In my final term at school, having taken classes which finally covered the proper usage of SQL, and another which created a very basic familiarity with Node.js, an idea came about; web-styled software design. Interfaces created in css and html are by far the most intuitive and high-quality with the least wasted effort; they are pillars of web-design for a reason, and are capable of seriously advanced interfaces. And with ES6, javascript had finally evolved into a language that was not only usable, but has some genuine advantages over more heavyweight languages. But how to make a software that utilizes the best of these modern tools? Electron. After some google searching, it showed up in the results; and I was shocked to see that my own favorite IDE, Visual Studio Code, is written in it. A software which has everything that I wanted mine to have; an installer, an auto-updater, a responsive and modern interface, and ui design experience from this decade.

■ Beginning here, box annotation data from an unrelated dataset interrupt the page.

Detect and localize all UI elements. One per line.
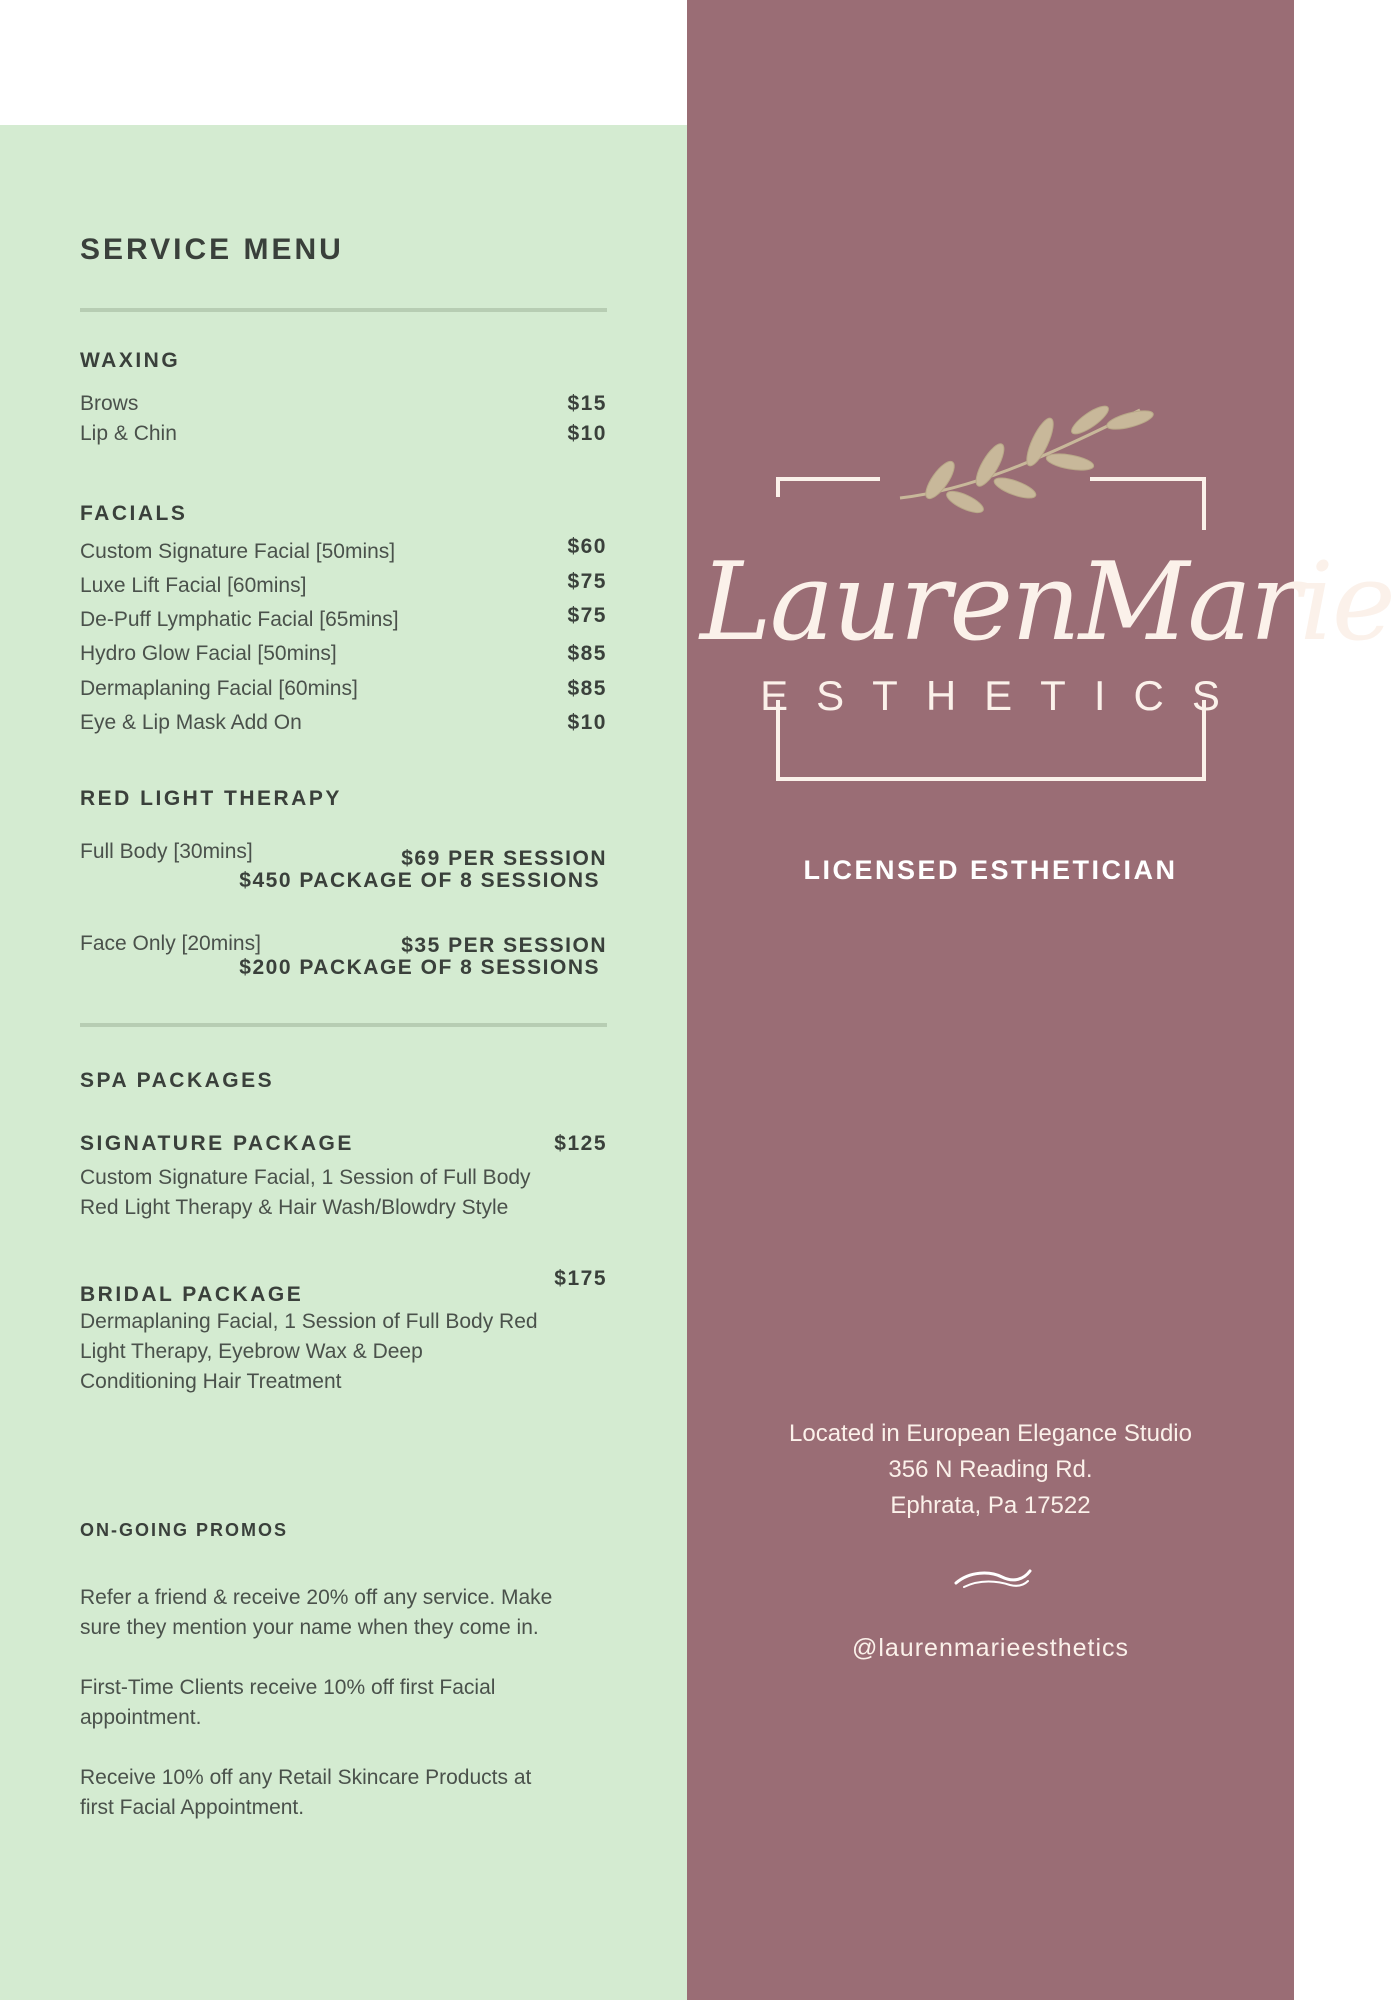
- section-promos-heading: ON-GOING PROMOS: [80, 1520, 289, 1540]
- promo-first-time: appointment.: [80, 1706, 202, 1729]
- price-dermaplaning-facial: $85: [567, 677, 607, 700]
- price-eye-lip-mask: $10: [567, 711, 607, 734]
- price-de-puff-facial: $75: [567, 604, 607, 627]
- location-city: Ephrata, Pa 17522: [890, 1492, 1091, 1519]
- price-full-body-package: $450 PACKAGE OF 8 SESSIONS: [239, 869, 600, 892]
- package-signature-desc: Custom Signature Facial, 1 Session of Full Body: [80, 1166, 531, 1189]
- brand-script-name: LaurenMarie: [700, 540, 1394, 665]
- package-signature-name: SIGNATURE PACKAGE: [80, 1132, 354, 1155]
- package-signature-desc: Red Light Therapy & Hair Wash/Blowdry Style: [80, 1196, 509, 1219]
- swash-divider-icon: [950, 1563, 1034, 1598]
- location-studio: Located in European Elegance Studio: [789, 1420, 1192, 1447]
- price-face-only-package: $200 PACKAGE OF 8 SESSIONS: [239, 956, 600, 979]
- service-lip-chin: Lip & Chin: [80, 422, 177, 445]
- price-hydro-glow-facial: $85: [567, 642, 607, 665]
- package-bridal-desc: Conditioning Hair Treatment: [80, 1370, 342, 1393]
- promo-referral: sure they mention your name when they come in.: [80, 1616, 539, 1639]
- package-bridal-desc: Dermaplaning Facial, 1 Session of Full Body Red: [80, 1310, 538, 1333]
- promo-retail: Receive 10% off any Retail Skincare Products at: [80, 1766, 532, 1789]
- price-luxe-lift-facial: $75: [567, 570, 607, 593]
- price-full-body-session: $69 PER SESSION: [401, 847, 607, 870]
- brand-panel: [687, 0, 1394, 2000]
- service-brows: Brows: [80, 392, 139, 415]
- location-street: 356 N Reading Rd.: [888, 1456, 1093, 1483]
- price-custom-signature-facial: $60: [567, 535, 607, 558]
- service-face-only: Face Only [20mins]: [80, 932, 261, 955]
- section-red-light-heading: RED LIGHT THERAPY: [80, 787, 342, 810]
- tagline: LICENSED ESTHETICIAN: [803, 855, 1178, 885]
- brand-sub-name: ESTHETICS: [760, 672, 1248, 719]
- social-handle[interactable]: @laurenmarieesthetics: [851, 1634, 1130, 1662]
- divider: [80, 308, 607, 312]
- section-waxing-heading: WAXING: [80, 349, 181, 372]
- service-luxe-lift-facial: Luxe Lift Facial [60mins]: [80, 574, 307, 597]
- section-spa-heading: SPA PACKAGES: [80, 1069, 275, 1092]
- promo-retail: first Facial Appointment.: [80, 1796, 305, 1819]
- service-hydro-glow-facial: Hydro Glow Facial [50mins]: [80, 642, 337, 665]
- price-brows: $15: [567, 392, 607, 415]
- service-dermaplaning-facial: Dermaplaning Facial [60mins]: [80, 677, 358, 700]
- price-lip-chin: $10: [567, 422, 607, 445]
- service-de-puff-facial: De-Puff Lymphatic Facial [65mins]: [80, 608, 399, 631]
- divider: [80, 1023, 607, 1027]
- package-bridal-desc: Light Therapy, Eyebrow Wax & Deep: [80, 1340, 423, 1363]
- promo-first-time: First-Time Clients receive 10% off first Facial: [80, 1676, 496, 1699]
- service-custom-signature-facial: Custom Signature Facial [50mins]: [80, 540, 396, 563]
- price-bridal-package: $175: [554, 1267, 607, 1290]
- promo-referral: Refer a friend & receive 20% off any service. Make: [80, 1586, 553, 1609]
- service-full-body: Full Body [30mins]: [80, 840, 253, 863]
- leaf-branch-icon: [900, 402, 1155, 517]
- brand-logo: [700, 380, 1394, 800]
- section-facials-heading: FACIALS: [80, 502, 188, 525]
- package-bridal-name: BRIDAL PACKAGE: [80, 1283, 304, 1306]
- price-signature-package: $125: [554, 1132, 607, 1155]
- page-title: SERVICE MENU: [80, 233, 344, 266]
- price-face-only-session: $35 PER SESSION: [401, 934, 607, 957]
- service-eye-lip-mask: Eye & Lip Mask Add On: [80, 711, 302, 734]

Now, as a recent graduate, I am converting all my former Python code to Node.js, all my Tkinter interfaces to html, and the horrific version management, manual deployment, and drag-and-drop installation process of zip files and exes with an integrated fuction of Github’s and Node’s deployment processes, all further improved by the utilization of the electron-updater extension for automated self-updating of the software upon release on a new version.

The sql tables have been redesigned to have proper normalization (A spcialized variant of 3NF with deliberate redundant canditate keys to allow for more dynamic search and report generation queries). The software unifies the interface design of a website with the surprisingly good coding capabilities of modern javascript. And it’s all contained within a self-updating software with a proper installer, a convenient deployment process through github’s release management system, and what I hope is fundamentally sound design within. While I am confident that the future will hold even more significant leaps in design skill and understanding, I am also proud of how far things have come from that original Excel form.

A toast to the future, then; where I hope to be just as embarrassed by this code, as I am now of the code that came before. To progress! To programming! To (currently) electron!